To maximise high performance over the long term in your chosen sport, incorporate a weekly rest day or days and take time after key events to really refresh. It’s easy to flick through Instagram and see the incredible sessions the sports elite are posting and thinking that they are at the top because of their ability to suffer. That would certainly be partly true but the flip side of their schedule that doesn’t get broadcast is them lying down for as much time outside of training as is possible would probably not garner many likes but is likely just as big a part of their success.
Pic- Korupt Vision
Flexibility within your training program is incredibly important to preventing a chronic overload of cortisol and to keep your sex drive knocking on desire’s door.
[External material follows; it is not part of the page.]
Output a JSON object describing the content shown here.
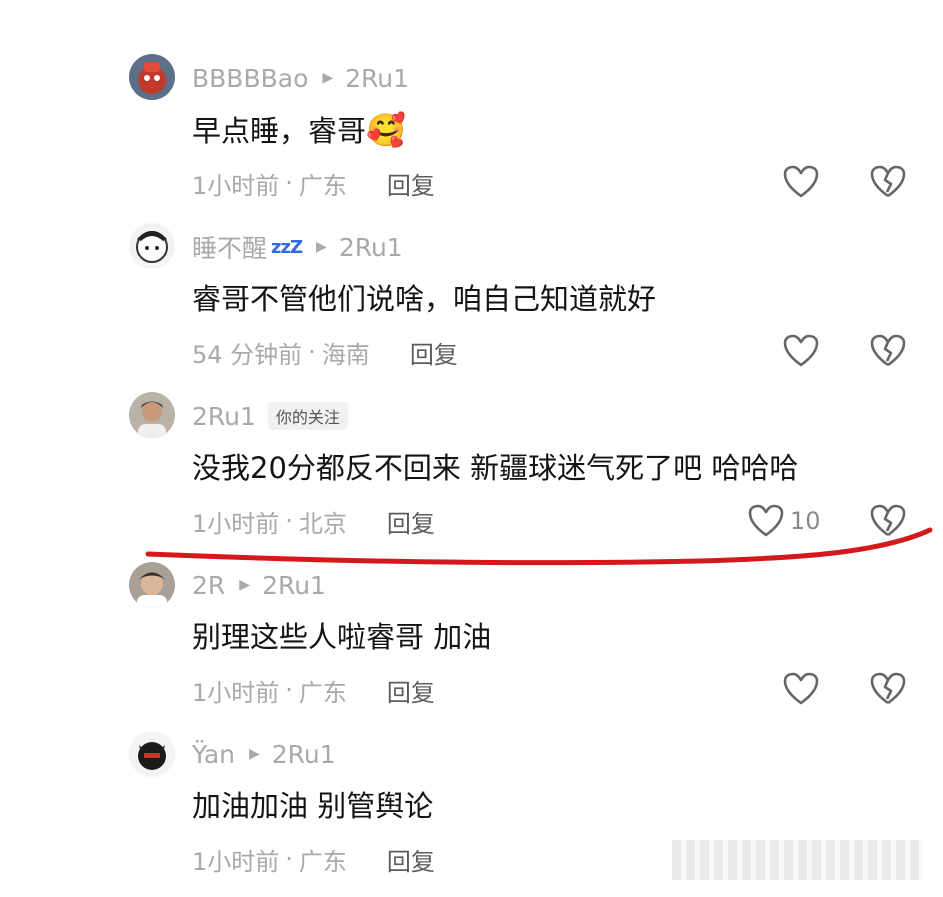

If you haven’t slept the much the night before due to a crying baby or a high level of work stress that day then don’t go ahead and complete your most intense training session as planned. Re-work the training schedule and do a recovery or easy aerobic session so that the total stress for that day is not over the top. Reschedule the session for another time or even let the session go. Skipping a session is not a soft move if it keeps you healthy and allows longer term consistency.
There is a massive difference between not feeling like doing a session because you’re a little tired and genuinely knowing you’re wrecked and that doing the session would have little benefit. Deep down I think most people know but if you’re unsure I like the Craig Alexander method of starting the session and at least completing the warm up. Often starting is the hardest part and from there you know whether you’re truly fatigued or whether you are good to go.
Caffeine, likely the most beneficial legal performance enhancing drug also helps bump up cortisol levels. Chronic caffeine intake can contribute to chronic cortisol levels so be wise with how much and how often you have caffeine. Similar to training, try and find days of the week or periods through the year where caffeine intake is heavily reduced.
Find proven alternatives to caffeine that can boost performance without the adrenal toll.
Serious overtraining syndrome can take months or even years to escape. Save yourself the pain of going too far down the overtraining route. Don’t ignore your sex drive and allow it to help guide smart training and recovery.